The relationship between kurtosis and the shape of the distribution are not mathematical rules, they are merely intuitive ideas that often hold true for unimodal distributions. If your distribution is multimodal or is a mixture of distributions, these intuitive rules might not apply.

There have been many articles about kurtosis and its interpretation. My favorite is an article by Balanda and MacGillivray (1988, *TAS*). They give examples of three different densities that each have the same kurtosis value but that look very different. They conclude that "because of the averaging process involved in its definition, a given value of [kurtosis] can correspond to several
different distributional shapes" (p. 114).

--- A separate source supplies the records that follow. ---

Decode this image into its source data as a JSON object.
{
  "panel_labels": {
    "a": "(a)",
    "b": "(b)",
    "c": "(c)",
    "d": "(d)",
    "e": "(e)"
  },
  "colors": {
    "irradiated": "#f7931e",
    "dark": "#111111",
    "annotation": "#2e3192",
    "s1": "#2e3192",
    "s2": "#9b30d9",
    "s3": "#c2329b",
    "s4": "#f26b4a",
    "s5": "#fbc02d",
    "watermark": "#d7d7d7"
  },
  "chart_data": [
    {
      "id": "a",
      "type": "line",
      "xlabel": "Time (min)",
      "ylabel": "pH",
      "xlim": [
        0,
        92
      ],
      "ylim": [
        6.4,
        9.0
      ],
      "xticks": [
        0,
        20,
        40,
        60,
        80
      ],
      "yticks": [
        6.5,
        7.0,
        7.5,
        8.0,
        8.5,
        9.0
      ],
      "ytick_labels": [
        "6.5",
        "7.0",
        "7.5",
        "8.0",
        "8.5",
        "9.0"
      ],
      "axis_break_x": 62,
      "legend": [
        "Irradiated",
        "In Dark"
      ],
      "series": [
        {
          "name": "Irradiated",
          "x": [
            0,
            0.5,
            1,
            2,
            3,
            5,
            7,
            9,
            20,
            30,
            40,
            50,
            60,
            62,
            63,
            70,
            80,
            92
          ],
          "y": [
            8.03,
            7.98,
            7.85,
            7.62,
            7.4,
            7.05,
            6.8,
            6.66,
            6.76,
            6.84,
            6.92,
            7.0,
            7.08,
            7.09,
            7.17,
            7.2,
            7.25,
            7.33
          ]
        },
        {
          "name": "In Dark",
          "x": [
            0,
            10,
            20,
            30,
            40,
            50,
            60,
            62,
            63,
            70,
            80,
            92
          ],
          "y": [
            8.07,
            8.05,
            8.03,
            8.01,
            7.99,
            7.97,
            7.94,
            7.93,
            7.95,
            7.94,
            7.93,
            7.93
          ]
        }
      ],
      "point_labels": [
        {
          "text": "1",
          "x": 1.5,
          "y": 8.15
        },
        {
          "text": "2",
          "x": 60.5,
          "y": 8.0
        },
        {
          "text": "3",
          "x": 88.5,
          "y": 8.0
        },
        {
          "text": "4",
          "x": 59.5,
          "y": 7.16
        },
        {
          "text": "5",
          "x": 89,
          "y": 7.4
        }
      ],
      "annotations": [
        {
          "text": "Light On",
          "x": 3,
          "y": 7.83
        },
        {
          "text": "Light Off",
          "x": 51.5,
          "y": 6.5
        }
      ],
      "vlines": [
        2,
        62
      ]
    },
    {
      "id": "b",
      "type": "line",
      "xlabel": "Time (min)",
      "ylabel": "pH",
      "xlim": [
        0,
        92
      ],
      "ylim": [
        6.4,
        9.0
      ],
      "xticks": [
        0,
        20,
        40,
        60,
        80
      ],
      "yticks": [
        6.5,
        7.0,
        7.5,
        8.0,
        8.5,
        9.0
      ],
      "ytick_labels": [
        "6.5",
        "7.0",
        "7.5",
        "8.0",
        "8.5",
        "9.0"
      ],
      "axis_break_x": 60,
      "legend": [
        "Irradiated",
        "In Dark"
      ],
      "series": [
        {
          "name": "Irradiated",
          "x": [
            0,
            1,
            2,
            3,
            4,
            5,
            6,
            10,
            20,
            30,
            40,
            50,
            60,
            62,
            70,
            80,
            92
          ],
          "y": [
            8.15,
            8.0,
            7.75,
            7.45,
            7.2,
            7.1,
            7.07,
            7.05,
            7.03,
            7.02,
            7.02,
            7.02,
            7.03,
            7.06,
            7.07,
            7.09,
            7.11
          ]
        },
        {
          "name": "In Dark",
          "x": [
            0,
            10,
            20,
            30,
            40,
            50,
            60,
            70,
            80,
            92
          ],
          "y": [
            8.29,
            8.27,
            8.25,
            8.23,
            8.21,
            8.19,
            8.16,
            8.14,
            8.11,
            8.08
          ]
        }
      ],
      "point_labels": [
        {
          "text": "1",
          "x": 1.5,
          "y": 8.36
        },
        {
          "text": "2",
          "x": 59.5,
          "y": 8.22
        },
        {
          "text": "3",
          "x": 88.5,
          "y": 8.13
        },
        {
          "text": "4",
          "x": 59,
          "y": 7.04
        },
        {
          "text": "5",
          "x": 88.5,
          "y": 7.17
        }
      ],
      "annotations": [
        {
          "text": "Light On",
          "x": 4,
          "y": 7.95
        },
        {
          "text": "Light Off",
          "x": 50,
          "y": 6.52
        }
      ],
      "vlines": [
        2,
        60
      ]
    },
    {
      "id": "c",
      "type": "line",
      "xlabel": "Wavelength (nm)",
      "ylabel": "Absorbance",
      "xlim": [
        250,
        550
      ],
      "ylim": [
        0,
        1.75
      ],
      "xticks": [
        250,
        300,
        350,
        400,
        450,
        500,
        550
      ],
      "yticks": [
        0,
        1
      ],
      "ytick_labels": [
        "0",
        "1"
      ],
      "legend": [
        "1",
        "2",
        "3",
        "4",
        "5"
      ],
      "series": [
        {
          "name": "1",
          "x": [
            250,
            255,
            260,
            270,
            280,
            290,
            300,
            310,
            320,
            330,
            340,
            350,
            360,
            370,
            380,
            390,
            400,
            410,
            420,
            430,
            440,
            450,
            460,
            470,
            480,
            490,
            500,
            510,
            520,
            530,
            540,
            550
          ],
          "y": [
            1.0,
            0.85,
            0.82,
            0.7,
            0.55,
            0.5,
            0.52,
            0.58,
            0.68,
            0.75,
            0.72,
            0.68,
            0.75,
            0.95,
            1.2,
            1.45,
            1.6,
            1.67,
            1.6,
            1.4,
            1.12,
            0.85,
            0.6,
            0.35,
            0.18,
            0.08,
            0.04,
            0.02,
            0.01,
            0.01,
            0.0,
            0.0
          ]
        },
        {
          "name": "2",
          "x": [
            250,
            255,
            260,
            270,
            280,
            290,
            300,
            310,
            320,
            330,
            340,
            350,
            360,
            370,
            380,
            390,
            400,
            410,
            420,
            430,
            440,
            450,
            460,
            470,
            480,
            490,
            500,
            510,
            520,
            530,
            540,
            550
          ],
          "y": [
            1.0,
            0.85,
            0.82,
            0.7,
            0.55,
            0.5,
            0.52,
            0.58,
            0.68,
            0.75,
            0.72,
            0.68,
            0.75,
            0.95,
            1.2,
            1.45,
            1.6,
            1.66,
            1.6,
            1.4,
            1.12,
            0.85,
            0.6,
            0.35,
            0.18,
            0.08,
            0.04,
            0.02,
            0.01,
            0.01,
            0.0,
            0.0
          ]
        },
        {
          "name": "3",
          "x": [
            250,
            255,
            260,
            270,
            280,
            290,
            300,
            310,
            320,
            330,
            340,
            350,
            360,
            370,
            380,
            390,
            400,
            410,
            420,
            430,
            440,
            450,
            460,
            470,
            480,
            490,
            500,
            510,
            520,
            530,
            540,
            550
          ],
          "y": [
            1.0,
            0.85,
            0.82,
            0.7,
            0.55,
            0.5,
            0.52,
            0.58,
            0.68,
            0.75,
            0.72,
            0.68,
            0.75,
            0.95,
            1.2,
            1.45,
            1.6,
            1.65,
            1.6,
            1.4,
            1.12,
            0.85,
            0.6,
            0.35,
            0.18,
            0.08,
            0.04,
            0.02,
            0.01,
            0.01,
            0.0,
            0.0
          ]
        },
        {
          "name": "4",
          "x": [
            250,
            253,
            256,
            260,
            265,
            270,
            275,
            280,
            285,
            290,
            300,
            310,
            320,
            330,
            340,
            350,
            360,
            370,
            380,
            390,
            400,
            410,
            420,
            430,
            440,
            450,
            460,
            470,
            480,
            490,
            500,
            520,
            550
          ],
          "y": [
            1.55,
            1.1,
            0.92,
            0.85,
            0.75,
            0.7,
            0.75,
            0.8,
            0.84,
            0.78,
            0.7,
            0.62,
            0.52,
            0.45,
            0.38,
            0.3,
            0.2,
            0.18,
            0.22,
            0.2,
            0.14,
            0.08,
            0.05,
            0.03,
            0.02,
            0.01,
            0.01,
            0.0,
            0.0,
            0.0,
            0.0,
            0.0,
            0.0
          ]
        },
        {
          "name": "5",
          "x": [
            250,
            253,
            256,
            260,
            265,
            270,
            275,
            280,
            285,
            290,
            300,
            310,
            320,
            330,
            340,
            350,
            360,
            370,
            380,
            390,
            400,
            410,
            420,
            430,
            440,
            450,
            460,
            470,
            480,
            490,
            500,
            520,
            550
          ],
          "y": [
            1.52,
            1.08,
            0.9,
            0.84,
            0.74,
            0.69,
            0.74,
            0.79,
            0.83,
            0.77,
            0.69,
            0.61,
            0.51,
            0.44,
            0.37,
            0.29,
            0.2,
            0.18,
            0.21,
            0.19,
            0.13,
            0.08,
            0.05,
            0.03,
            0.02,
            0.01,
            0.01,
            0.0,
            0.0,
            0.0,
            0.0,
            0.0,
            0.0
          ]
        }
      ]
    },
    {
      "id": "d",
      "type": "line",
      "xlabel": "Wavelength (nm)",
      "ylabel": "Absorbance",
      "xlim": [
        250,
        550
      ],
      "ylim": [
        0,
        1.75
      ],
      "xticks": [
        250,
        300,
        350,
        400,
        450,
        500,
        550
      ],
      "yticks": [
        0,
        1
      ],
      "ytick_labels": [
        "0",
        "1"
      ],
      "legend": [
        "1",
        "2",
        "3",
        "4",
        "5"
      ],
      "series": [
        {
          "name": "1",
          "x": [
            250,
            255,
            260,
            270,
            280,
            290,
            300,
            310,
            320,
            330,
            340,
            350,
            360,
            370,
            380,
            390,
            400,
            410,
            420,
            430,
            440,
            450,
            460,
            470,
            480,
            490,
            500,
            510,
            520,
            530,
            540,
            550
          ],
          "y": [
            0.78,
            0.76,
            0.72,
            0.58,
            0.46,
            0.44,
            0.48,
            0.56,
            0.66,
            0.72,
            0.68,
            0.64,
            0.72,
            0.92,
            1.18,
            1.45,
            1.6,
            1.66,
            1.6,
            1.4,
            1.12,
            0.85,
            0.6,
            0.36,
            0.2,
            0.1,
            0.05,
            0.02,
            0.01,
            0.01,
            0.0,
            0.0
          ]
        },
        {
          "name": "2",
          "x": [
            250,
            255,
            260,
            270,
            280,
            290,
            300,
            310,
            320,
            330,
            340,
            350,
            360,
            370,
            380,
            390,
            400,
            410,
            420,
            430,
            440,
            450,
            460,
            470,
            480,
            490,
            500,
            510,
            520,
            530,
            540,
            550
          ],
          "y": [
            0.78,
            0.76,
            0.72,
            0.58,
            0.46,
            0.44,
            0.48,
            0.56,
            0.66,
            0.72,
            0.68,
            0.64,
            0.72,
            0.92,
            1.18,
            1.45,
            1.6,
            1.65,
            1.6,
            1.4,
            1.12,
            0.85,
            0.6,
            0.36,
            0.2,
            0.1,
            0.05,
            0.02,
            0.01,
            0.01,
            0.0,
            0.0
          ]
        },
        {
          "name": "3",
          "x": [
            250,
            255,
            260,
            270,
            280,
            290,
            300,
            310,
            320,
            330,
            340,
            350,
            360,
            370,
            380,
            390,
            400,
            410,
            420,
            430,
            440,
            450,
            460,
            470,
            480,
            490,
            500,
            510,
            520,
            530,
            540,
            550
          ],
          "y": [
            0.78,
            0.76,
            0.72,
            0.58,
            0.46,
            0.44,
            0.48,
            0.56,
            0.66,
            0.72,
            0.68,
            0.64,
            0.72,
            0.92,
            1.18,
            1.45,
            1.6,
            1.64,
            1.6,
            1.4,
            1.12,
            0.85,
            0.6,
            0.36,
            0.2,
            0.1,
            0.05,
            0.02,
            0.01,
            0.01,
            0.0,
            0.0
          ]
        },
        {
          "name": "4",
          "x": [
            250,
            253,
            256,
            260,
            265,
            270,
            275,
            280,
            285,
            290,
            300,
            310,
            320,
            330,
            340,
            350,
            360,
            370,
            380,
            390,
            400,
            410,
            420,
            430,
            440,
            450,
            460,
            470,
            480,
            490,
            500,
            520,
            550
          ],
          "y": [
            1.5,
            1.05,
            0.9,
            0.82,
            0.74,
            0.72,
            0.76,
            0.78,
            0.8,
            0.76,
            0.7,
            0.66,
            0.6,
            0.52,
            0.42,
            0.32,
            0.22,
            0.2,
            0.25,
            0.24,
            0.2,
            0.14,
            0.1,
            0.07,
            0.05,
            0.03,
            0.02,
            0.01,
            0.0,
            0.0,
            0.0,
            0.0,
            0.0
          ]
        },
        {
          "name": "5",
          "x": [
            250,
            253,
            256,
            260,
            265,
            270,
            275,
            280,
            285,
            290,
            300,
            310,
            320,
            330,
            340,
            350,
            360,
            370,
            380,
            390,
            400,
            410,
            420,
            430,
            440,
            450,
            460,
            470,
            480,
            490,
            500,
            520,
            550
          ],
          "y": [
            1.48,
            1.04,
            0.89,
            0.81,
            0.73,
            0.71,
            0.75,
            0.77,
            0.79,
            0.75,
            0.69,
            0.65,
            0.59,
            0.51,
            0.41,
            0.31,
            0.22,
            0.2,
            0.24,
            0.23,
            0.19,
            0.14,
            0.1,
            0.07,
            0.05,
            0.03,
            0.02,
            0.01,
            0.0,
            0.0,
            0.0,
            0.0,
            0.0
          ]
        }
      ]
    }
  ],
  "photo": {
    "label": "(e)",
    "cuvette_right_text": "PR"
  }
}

They recommend that kurtosis be defined as "the location- and scale-free
movement of probability mass from the shoulders of a
distribution into its center and tails. In particular, this definition
implies that peakedness and tail weight are best viewed
as *components* [emphasis mine] of kurtosis.... This definition is necessarily vague because the
movement can be formalized in many ways" (p. 116). In other words, the peaks and tails of a distribution contribute to the value of the kurtosis, but so do other features.

The tail of the distribution is the most important contributor.
Although Balanda and MacGillivray do not mention it, the kurtosis is a non-robust statistic that can be severely influenced by the value of a single outlier. For example, if you choose 999 observations from a normal distribution, the sample kurtosis will be close to 0. However, if you add a single observation that has the value 100, the sample kurtosis jumps to more than 800!

If you like pathological distributions and mathematically contrived examples of all the ways that kurtosis can fail to indicate the shape of a distribution, see
Balanda and MacGillivray's article. However, the intuitive notions in this article hold true for many unimodal data distributions that arise in practice.